Types of cargo insurance coverage
Cargo insurance policies use standardized coverage levels defined by the Institute of London Underwriters:
Institute Cargo Clause A (All Risks)
The broadest coverage available. Covers all risks of physical loss or damage from any external cause, except specific exclusions listed in the policy.
- Covers: Fire, explosion, collision, overturning, sinking, theft, piracy, water damage, breakage, rough handling, contamination
- Excludes: Inherent vice, inadequate packing, delay, insolvency of carrier, war/strikes (available as add-ons)
- Best for: High-value goods, fragile items, electronics, machinery
- Cost: 0.5-1.5% of insured value
Institute Cargo Clause B (Named Perils — broader)
Covers specific listed perils plus some additional risks.
- Covers: Fire, explosion, collision, overturning, sinking, earthquake, lightning, washing overboard, total loss of package dropped during loading
- Does NOT cover: Theft, pilferage, non-delivery, breakage from rough handling, contamination
- Best for: Bulk commodities, goods resistant to damage
- Cost: 0.3-0.8% of insured value
Institute Cargo Clause C (Named Perils — basic)
The most limited coverage. Only covers major casualties.
- Covers: Fire, explosion, vessel sinking/collision/stranding, overturning of transport, general average sacrifice, jettison
- Does NOT cover: Theft, water damage, rough handling, breakage, contamination, earthquake
- Note: This is the minimum coverage required under CIF Incoterms — which is why CIF insurance is often inadequate
- Cost: 0.2-0.5% of insured value
How much does freight insurance cost?
Rates depend on several factors:
| Factor | Lower rates | Higher rates |
|---|---|---|
| Commodity | Textiles, plastics, metals | Electronics, glass, art, perishables |
| Route | Established lanes (China→US) | Developing regions, high-theft areas |
| Mode | Air freight (shorter exposure) | Ocean freight (longer exposure) |
| Packing | Palletized, crated, foam-packed | Loose, minimal packaging |
| Claims history | Clean record | Multiple prior claims |
| Deductible | Higher deductible = lower premium | Zero deductible = higher premium |
Typical rates by cargo type
- General merchandise: 0.3-0.5%
- Electronics: 0.7-1.2%
- Machinery/equipment: 0.5-0.8%
- Fragile goods (glass, ceramics): 1.0-1.5%
- Perishables: 1.0-2.0% (specialized policies)
- Garments/textiles: 0.3-0.5%
Cost examples
| Shipment value | Insured value (CIF+10%) | Rate | Premium |
|---|---|---|---|
| USD 10,000 | USD 12,100 | 0.5% | USD 61 |
| USD 50,000 | USD 60,500 | 0.5% | USD 303 |
| USD 100,000 | USD 121,000 | 0.4% | USD 484 |
| USD 500,000 | USD 605,000 | 0.35% | USD 2,118 |
Most policies have a minimum premium of USD 50-100 regardless of shipment value.

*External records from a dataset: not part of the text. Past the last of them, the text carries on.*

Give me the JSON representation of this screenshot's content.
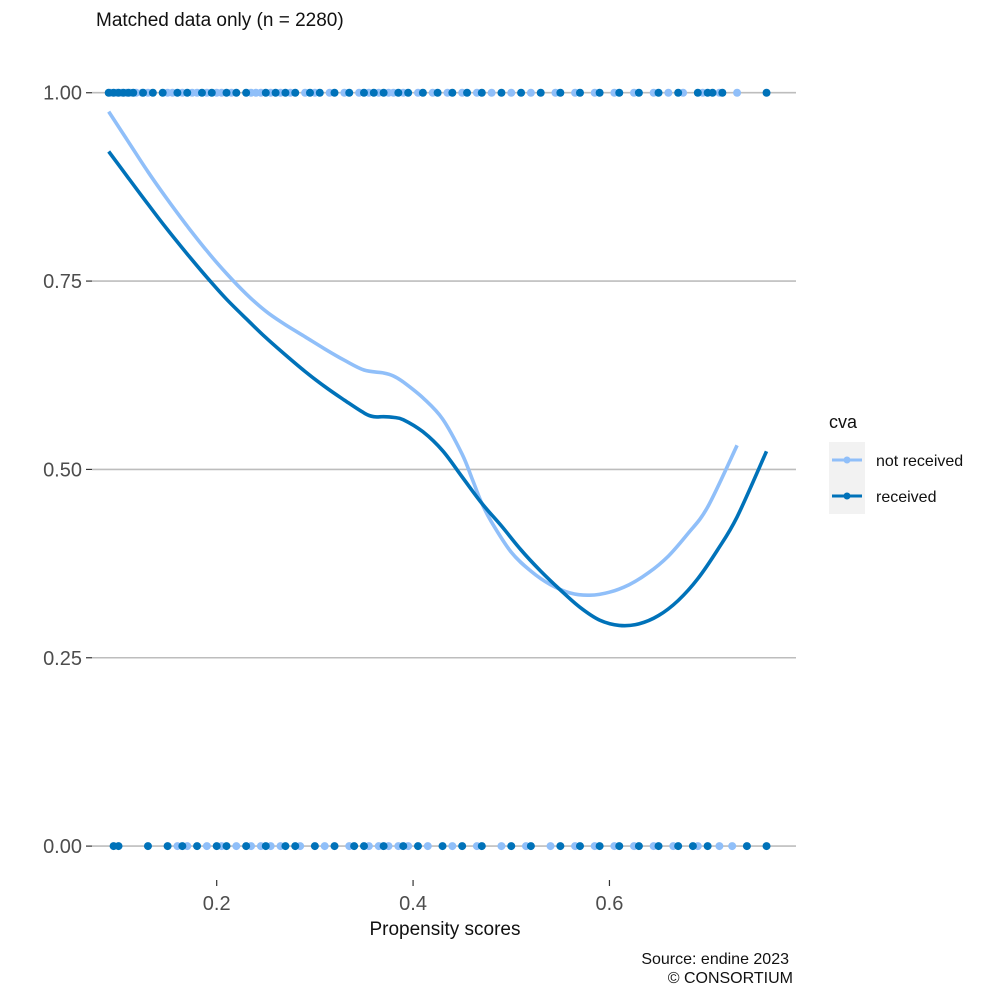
{
  "chart_data": {
    "type": "scatter",
    "title": "Matched data only (n = 2280)",
    "xlabel": "Propensity scores",
    "ylabel": "",
    "xlim": [
      0.073,
      0.79
    ],
    "ylim": [
      -0.045,
      1.07
    ],
    "x_ticks": [
      {
        "value": 0.2,
        "label": "0.2"
      },
      {
        "value": 0.4,
        "label": "0.4"
      },
      {
        "value": 0.6,
        "label": "0.6"
      }
    ],
    "y_ticks": [
      {
        "value": 0.0,
        "label": "0.00"
      },
      {
        "value": 0.25,
        "label": "0.25"
      },
      {
        "value": 0.5,
        "label": "0.50"
      },
      {
        "value": 0.75,
        "label": "0.75"
      },
      {
        "value": 1.0,
        "label": "1.00"
      }
    ],
    "grid": "horizontal-major",
    "legend": {
      "title": "cva",
      "position": "right",
      "entries": [
        {
          "label": "not received",
          "color": "#90bff9"
        },
        {
          "label": "received",
          "color": "#0072b9"
        }
      ]
    },
    "series": [
      {
        "name": "not received",
        "color": "#90bff9",
        "points_y1": [
          0.092,
          0.098,
          0.103,
          0.108,
          0.112,
          0.118,
          0.124,
          0.13,
          0.15,
          0.155,
          0.165,
          0.175,
          0.18,
          0.19,
          0.2,
          0.205,
          0.215,
          0.235,
          0.24,
          0.245,
          0.255,
          0.265,
          0.275,
          0.29,
          0.3,
          0.315,
          0.33,
          0.345,
          0.355,
          0.365,
          0.375,
          0.38,
          0.39,
          0.405,
          0.42,
          0.435,
          0.45,
          0.465,
          0.48,
          0.5,
          0.52,
          0.545,
          0.565,
          0.585,
          0.605,
          0.625,
          0.645,
          0.66,
          0.675,
          0.695,
          0.712,
          0.73
        ],
        "points_y0": [
          0.16,
          0.17,
          0.19,
          0.205,
          0.22,
          0.235,
          0.245,
          0.255,
          0.265,
          0.285,
          0.31,
          0.335,
          0.355,
          0.365,
          0.375,
          0.385,
          0.395,
          0.415,
          0.44,
          0.465,
          0.49,
          0.515,
          0.54,
          0.565,
          0.585,
          0.605,
          0.625,
          0.645,
          0.665,
          0.69,
          0.712,
          0.725
        ],
        "smooth": {
          "x": [
            0.09,
            0.11,
            0.13,
            0.15,
            0.17,
            0.19,
            0.21,
            0.23,
            0.25,
            0.27,
            0.29,
            0.31,
            0.33,
            0.35,
            0.37,
            0.38,
            0.39,
            0.41,
            0.43,
            0.45,
            0.46,
            0.47,
            0.48,
            0.5,
            0.52,
            0.54,
            0.56,
            0.58,
            0.6,
            0.62,
            0.64,
            0.66,
            0.68,
            0.7,
            0.73
          ],
          "y": [
            0.975,
            0.935,
            0.895,
            0.858,
            0.823,
            0.79,
            0.76,
            0.733,
            0.71,
            0.692,
            0.676,
            0.66,
            0.645,
            0.632,
            0.628,
            0.624,
            0.616,
            0.595,
            0.567,
            0.52,
            0.488,
            0.455,
            0.43,
            0.39,
            0.365,
            0.347,
            0.336,
            0.333,
            0.337,
            0.347,
            0.363,
            0.385,
            0.415,
            0.45,
            0.532
          ]
        }
      },
      {
        "name": "received",
        "color": "#0072b9",
        "points_y1": [
          0.09,
          0.095,
          0.1,
          0.105,
          0.11,
          0.115,
          0.125,
          0.135,
          0.145,
          0.16,
          0.17,
          0.185,
          0.195,
          0.21,
          0.22,
          0.23,
          0.25,
          0.26,
          0.27,
          0.28,
          0.295,
          0.305,
          0.32,
          0.335,
          0.35,
          0.36,
          0.37,
          0.385,
          0.395,
          0.41,
          0.425,
          0.44,
          0.455,
          0.47,
          0.49,
          0.51,
          0.53,
          0.55,
          0.57,
          0.59,
          0.61,
          0.63,
          0.65,
          0.67,
          0.69,
          0.7,
          0.705,
          0.715,
          0.76
        ],
        "points_y0": [
          0.095,
          0.1,
          0.13,
          0.15,
          0.165,
          0.18,
          0.2,
          0.21,
          0.23,
          0.25,
          0.27,
          0.28,
          0.3,
          0.32,
          0.34,
          0.35,
          0.37,
          0.39,
          0.405,
          0.43,
          0.45,
          0.47,
          0.5,
          0.52,
          0.55,
          0.57,
          0.59,
          0.61,
          0.63,
          0.65,
          0.67,
          0.685,
          0.7,
          0.74,
          0.76
        ],
        "smooth": {
          "x": [
            0.09,
            0.11,
            0.13,
            0.15,
            0.17,
            0.19,
            0.21,
            0.23,
            0.25,
            0.27,
            0.29,
            0.31,
            0.33,
            0.35,
            0.36,
            0.37,
            0.38,
            0.39,
            0.41,
            0.43,
            0.45,
            0.47,
            0.49,
            0.51,
            0.53,
            0.55,
            0.57,
            0.59,
            0.61,
            0.63,
            0.65,
            0.67,
            0.69,
            0.71,
            0.73,
            0.76
          ],
          "y": [
            0.922,
            0.887,
            0.852,
            0.818,
            0.786,
            0.755,
            0.726,
            0.7,
            0.675,
            0.652,
            0.63,
            0.61,
            0.592,
            0.575,
            0.57,
            0.57,
            0.569,
            0.566,
            0.55,
            0.525,
            0.49,
            0.455,
            0.425,
            0.393,
            0.365,
            0.34,
            0.317,
            0.3,
            0.293,
            0.295,
            0.306,
            0.326,
            0.355,
            0.393,
            0.437,
            0.524
          ]
        }
      }
    ]
  },
  "caption": {
    "line1": "Source: endine 2023",
    "line2": "© CONSORTIUM"
  }
}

When do you need freight insurance?
Always insure when:
- A total loss would significantly harm your cash flow or business viability
- You are importing high-value goods (electronics, machinery, luxury items)
- Goods are fragile, perishable, or theft-attractive
- You are shipping during peak storm season (especially ocean freight)
- Your supplier is in a high-risk country for cargo theft
- You are a small business without reserves to absorb a loss
Consider skipping when:
- Shipment value is very low (under USD 1,000) and you can absorb the loss
- You are shipping in high volume and self-insure (large importers with reserves)
- Goods are virtually indestructible (steel, rocks, raw materials unlikely to be stolen)
Insurance and Incoterms
Your Incoterm determines who is responsible for insurance:
| Incoterm | Who arranges insurance? | Notes |
|---|---|---|
| EXW, FCA, FAS, FOB | Buyer (you) | Risk transfers early — you need your own policy |
| CFR, CPT | Buyer (you) | Seller pays freight but not insurance — common gap |
| CIF | Seller | ⚠️ Minimum Clause C only — often inadequate |
| CIP | Seller | ✅ Clause A required since Incoterms 2020 |
| DAP, DPU, DDP | Seller (risk is theirs) | Seller bears risk until delivery — their problem |
Important: Under CIF, the seller only needs to provide minimum Institute Cargo Clause C coverage. This does not cover theft, water damage, or rough handling. If you are buying CIF, consider purchasing your own supplemental "top-up" policy for the gap.